To evaluate the prevalence of intermediate-stage AMD in patients with AIDS, Jabs and colleagues enrolled more than 1,800 patients with AIDS and no ocular opportunistic infections aged 13 to 73 at 19 locations in the United States between 1998 and 2011. AMD was determined from enrollment retinal photographs by graders at a centralized reading center who were masked to clinical data, using the Age-Related Eye Disease Study grading system. These photographs were compared with published data on an HIV-uninfected, age-matched population from the Beaver Dam Offspring Study, which also graded retinal photographs for AMD features.
The research team found that nearly 10% of participants with AIDS had intermediate-stage AMD. After adjusting for any age differences, the prevalence of AMD was about four-fold greater in those with AIDS than in uninfected participants of the Beaver Dam Offspring Study.
The prevalence of AMD ranged from 4.0% for participants aged 30 to 39 to 24.3% for those aged 60 and older. Risk factors for AMD included aged, with an odds ratio (OR) of 1.9 for every decade of age. Other risk factors included the HIV risk groups of injection drug use (OR, 2.4) or heterosexual contact (OR, 1.9).
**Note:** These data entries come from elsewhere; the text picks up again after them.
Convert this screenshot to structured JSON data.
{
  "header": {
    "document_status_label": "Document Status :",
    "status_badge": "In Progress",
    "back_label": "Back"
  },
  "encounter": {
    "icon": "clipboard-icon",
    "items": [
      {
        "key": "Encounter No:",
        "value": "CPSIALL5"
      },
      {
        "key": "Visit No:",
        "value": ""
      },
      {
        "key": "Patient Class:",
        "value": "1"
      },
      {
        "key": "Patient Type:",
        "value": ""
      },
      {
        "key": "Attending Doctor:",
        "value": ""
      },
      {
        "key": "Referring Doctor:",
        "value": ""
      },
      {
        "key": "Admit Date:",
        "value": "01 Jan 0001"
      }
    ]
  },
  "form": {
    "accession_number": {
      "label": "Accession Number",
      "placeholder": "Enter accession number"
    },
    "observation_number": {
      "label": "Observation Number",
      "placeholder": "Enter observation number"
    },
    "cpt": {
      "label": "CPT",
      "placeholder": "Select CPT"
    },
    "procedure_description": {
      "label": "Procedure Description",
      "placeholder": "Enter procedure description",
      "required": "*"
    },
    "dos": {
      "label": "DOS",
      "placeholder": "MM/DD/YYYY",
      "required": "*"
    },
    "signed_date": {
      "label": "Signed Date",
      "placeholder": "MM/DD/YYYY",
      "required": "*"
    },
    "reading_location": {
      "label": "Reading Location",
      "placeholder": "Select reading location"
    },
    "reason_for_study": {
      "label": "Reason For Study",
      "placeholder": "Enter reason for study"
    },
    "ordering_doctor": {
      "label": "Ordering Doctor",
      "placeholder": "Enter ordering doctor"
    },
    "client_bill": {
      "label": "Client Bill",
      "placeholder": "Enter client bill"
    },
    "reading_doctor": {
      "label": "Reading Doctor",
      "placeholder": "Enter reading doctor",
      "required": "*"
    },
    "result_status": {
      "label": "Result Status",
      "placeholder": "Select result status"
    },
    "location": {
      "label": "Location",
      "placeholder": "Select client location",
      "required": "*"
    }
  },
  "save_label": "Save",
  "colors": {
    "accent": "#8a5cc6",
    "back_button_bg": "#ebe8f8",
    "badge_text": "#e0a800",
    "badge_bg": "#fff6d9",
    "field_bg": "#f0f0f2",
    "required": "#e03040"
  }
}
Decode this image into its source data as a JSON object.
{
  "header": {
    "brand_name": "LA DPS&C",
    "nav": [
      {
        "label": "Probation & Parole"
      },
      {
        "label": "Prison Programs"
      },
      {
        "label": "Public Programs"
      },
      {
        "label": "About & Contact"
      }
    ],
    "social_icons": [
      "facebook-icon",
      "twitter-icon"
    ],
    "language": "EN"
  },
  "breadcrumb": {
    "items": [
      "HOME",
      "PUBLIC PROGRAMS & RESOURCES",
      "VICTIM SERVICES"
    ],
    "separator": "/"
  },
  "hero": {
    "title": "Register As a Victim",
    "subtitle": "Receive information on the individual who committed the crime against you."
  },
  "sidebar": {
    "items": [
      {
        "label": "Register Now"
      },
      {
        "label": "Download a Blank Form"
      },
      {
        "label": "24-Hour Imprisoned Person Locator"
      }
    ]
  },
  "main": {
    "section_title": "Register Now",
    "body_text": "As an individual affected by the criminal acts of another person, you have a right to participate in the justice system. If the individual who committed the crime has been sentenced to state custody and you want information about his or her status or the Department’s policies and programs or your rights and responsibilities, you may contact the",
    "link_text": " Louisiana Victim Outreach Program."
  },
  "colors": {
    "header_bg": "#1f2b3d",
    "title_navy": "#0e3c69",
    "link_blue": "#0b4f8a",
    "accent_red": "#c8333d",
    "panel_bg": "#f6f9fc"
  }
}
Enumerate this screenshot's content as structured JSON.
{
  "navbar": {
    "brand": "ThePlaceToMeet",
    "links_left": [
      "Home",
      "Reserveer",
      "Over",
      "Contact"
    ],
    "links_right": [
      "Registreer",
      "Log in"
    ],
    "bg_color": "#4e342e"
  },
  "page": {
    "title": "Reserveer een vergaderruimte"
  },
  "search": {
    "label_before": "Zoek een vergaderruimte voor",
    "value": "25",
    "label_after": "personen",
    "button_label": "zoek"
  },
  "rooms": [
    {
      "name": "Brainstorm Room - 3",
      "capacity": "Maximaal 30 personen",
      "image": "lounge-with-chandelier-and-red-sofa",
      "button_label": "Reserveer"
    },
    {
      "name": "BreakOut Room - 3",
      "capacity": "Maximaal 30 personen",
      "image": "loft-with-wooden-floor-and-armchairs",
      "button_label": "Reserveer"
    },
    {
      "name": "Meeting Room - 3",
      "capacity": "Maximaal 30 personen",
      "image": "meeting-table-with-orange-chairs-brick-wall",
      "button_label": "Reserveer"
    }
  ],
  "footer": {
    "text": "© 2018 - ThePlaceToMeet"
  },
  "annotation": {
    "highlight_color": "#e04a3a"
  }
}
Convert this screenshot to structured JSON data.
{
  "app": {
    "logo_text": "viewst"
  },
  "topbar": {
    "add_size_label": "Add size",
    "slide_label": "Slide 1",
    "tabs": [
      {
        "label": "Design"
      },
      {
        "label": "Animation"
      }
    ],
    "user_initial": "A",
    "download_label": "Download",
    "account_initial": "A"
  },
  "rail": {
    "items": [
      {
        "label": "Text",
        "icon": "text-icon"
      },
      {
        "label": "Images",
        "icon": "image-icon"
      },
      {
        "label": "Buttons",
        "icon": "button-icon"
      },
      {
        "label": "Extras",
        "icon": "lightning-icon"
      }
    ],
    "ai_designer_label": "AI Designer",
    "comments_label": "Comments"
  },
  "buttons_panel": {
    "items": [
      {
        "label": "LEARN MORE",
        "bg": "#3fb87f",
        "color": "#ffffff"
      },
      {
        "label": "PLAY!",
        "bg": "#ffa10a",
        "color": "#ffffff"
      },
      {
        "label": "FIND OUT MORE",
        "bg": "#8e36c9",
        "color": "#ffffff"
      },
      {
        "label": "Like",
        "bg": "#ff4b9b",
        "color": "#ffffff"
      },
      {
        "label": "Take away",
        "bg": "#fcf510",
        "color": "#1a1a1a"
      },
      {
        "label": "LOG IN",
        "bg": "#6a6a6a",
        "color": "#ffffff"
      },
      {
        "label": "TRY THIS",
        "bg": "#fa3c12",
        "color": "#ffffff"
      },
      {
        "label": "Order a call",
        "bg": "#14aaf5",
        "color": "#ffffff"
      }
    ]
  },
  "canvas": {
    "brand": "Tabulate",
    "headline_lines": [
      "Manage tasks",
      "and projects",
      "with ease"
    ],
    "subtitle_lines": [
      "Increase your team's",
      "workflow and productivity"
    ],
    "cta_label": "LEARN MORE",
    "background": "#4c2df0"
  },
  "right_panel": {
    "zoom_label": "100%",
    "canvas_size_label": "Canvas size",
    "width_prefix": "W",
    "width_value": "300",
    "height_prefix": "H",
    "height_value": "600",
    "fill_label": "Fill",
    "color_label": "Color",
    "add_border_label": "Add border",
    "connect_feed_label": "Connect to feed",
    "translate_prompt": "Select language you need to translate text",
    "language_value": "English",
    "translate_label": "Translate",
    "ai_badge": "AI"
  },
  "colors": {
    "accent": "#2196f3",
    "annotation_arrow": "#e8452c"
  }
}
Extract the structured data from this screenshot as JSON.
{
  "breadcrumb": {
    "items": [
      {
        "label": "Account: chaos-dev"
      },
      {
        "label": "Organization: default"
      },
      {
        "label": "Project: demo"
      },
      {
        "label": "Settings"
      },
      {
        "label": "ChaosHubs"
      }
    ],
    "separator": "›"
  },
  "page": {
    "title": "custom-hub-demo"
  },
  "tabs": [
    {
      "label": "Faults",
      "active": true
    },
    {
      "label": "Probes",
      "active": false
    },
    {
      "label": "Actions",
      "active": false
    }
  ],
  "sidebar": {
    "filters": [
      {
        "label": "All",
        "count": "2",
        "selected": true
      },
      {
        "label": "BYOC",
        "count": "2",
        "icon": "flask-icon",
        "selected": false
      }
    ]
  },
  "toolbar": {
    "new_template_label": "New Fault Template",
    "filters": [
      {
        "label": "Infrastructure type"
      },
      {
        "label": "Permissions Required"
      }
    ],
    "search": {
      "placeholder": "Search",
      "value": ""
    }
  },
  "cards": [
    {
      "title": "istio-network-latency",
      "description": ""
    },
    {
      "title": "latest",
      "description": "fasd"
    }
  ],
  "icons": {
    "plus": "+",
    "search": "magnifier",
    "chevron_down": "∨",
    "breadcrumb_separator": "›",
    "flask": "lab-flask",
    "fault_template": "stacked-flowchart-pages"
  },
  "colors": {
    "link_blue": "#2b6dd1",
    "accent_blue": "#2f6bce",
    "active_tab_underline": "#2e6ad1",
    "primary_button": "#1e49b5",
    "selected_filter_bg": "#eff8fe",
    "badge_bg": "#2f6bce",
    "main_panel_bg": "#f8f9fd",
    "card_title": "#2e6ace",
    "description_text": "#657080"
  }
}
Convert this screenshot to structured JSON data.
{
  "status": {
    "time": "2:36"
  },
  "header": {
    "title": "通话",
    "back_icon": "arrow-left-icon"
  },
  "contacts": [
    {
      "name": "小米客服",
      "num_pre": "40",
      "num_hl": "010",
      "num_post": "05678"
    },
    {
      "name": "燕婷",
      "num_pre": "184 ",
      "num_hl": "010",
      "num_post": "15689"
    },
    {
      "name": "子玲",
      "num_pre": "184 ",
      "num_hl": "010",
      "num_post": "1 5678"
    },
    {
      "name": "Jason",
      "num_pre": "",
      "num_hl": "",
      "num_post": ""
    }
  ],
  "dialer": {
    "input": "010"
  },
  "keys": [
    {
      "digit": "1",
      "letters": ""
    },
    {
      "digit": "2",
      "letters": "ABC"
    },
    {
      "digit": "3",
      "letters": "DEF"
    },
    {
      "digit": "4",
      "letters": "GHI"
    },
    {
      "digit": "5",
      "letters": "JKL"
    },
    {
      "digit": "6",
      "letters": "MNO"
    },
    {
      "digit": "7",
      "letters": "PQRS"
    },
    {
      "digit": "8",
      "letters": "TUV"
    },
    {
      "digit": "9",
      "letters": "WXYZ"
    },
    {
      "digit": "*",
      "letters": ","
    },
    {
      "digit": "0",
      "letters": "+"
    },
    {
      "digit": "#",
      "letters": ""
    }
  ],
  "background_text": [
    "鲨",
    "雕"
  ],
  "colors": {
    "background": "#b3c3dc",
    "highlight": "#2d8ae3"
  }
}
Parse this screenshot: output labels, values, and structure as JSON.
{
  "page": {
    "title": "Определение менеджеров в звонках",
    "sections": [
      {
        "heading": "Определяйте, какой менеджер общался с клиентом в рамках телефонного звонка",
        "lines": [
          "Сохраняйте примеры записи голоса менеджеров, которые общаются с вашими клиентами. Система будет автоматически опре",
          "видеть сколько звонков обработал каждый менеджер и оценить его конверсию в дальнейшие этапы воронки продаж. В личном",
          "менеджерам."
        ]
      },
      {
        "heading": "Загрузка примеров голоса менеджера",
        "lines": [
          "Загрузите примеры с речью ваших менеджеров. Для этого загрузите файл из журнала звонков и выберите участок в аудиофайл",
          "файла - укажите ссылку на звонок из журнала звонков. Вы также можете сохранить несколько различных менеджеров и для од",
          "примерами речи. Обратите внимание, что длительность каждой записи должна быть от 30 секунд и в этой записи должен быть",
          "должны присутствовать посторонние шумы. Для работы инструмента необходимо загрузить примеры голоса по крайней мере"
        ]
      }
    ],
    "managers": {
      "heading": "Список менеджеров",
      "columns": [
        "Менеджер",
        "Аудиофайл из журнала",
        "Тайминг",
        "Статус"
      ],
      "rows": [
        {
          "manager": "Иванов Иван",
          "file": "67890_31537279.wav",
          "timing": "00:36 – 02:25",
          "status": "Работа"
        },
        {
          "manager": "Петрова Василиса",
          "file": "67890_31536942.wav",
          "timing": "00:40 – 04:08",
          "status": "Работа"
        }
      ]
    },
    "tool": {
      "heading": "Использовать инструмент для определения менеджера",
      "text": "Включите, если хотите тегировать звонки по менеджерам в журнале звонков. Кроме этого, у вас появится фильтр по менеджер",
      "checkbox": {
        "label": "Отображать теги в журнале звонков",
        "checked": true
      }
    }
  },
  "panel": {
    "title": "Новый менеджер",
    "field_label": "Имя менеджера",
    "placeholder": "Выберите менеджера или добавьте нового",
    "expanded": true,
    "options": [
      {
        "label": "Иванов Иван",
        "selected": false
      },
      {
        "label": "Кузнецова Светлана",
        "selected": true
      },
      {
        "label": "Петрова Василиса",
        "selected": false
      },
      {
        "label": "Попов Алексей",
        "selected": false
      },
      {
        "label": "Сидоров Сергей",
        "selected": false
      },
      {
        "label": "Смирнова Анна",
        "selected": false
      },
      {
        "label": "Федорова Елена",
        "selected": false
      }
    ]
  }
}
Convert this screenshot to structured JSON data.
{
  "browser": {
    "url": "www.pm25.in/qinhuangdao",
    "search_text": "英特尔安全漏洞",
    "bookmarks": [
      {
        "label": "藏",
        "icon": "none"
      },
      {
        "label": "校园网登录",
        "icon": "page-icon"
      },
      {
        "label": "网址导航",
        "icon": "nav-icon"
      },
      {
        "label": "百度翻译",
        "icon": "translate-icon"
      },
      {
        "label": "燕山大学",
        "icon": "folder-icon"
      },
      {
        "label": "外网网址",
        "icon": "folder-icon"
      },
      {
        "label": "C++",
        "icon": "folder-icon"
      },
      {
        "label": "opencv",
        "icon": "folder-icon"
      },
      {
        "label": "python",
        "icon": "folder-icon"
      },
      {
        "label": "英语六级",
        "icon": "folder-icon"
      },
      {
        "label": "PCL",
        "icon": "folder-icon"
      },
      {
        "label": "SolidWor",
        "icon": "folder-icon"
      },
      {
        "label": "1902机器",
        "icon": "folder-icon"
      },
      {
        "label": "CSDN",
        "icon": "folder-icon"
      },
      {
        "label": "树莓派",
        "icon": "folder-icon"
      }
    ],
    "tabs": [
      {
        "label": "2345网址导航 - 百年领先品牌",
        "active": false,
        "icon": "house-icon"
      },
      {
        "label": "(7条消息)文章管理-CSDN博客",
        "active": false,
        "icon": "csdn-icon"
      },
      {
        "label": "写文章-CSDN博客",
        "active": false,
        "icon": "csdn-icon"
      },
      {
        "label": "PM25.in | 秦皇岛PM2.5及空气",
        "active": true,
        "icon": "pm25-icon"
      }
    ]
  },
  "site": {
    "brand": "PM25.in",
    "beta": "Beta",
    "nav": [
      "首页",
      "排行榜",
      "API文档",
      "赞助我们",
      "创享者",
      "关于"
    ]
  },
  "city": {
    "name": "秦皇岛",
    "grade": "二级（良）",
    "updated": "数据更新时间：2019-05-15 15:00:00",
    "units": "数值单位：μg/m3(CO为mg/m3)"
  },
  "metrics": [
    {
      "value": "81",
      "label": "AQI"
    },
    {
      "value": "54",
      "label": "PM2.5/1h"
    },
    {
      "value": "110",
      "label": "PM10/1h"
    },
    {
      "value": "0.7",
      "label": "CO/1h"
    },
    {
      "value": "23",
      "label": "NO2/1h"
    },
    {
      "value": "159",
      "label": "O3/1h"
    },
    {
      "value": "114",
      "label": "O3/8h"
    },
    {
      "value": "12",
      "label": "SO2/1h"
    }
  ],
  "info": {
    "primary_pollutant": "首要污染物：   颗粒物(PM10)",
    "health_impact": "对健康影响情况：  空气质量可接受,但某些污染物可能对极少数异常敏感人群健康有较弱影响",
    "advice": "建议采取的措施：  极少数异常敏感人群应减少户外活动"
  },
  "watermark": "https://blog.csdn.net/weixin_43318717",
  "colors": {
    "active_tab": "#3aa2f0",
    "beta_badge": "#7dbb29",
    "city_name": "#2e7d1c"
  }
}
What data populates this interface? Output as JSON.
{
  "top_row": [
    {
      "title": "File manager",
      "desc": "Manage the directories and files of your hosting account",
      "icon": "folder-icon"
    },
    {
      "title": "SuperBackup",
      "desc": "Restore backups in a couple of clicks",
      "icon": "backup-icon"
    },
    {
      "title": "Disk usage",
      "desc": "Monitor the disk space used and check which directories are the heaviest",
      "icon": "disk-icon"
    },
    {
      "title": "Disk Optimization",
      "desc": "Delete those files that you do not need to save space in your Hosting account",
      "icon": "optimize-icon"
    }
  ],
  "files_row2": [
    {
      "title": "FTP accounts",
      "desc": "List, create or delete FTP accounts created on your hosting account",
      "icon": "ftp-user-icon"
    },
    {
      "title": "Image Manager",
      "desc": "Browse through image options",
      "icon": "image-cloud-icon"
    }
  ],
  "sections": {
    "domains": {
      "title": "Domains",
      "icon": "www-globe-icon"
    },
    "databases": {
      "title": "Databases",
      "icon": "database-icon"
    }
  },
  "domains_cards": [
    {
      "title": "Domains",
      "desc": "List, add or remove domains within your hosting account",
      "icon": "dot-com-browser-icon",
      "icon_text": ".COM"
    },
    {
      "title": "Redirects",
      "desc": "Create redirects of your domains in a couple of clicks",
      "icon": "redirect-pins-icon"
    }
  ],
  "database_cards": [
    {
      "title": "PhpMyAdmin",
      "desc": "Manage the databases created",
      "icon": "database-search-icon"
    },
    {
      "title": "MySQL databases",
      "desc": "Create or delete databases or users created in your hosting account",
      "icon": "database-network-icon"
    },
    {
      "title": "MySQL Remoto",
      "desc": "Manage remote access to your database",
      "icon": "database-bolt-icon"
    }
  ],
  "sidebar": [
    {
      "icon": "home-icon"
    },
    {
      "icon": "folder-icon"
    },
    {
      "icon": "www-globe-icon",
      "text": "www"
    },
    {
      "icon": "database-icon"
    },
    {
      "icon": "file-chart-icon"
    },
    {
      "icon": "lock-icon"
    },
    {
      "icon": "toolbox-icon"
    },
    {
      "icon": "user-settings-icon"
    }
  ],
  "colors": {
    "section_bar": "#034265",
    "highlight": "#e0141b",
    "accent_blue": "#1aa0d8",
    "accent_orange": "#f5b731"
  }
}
Jabs and colleagues also found that the increased prevalence of AMD in patients with AIDS was not related to any specific drug or drug class used to treat HIV infection but rather to the fact that antiretroviral-treated, immune-restored, HIV-infected patients are immunocompromised and, on average, have immunologic changes similar to those seen in uninfected patients older than 70.
“Although the underlying mechanism leading to this increase in AMD in persons with AIDS is not yet known, it may relate to the state of chronic immune activation and systemic inflammation seen in these patients,” said Jabs.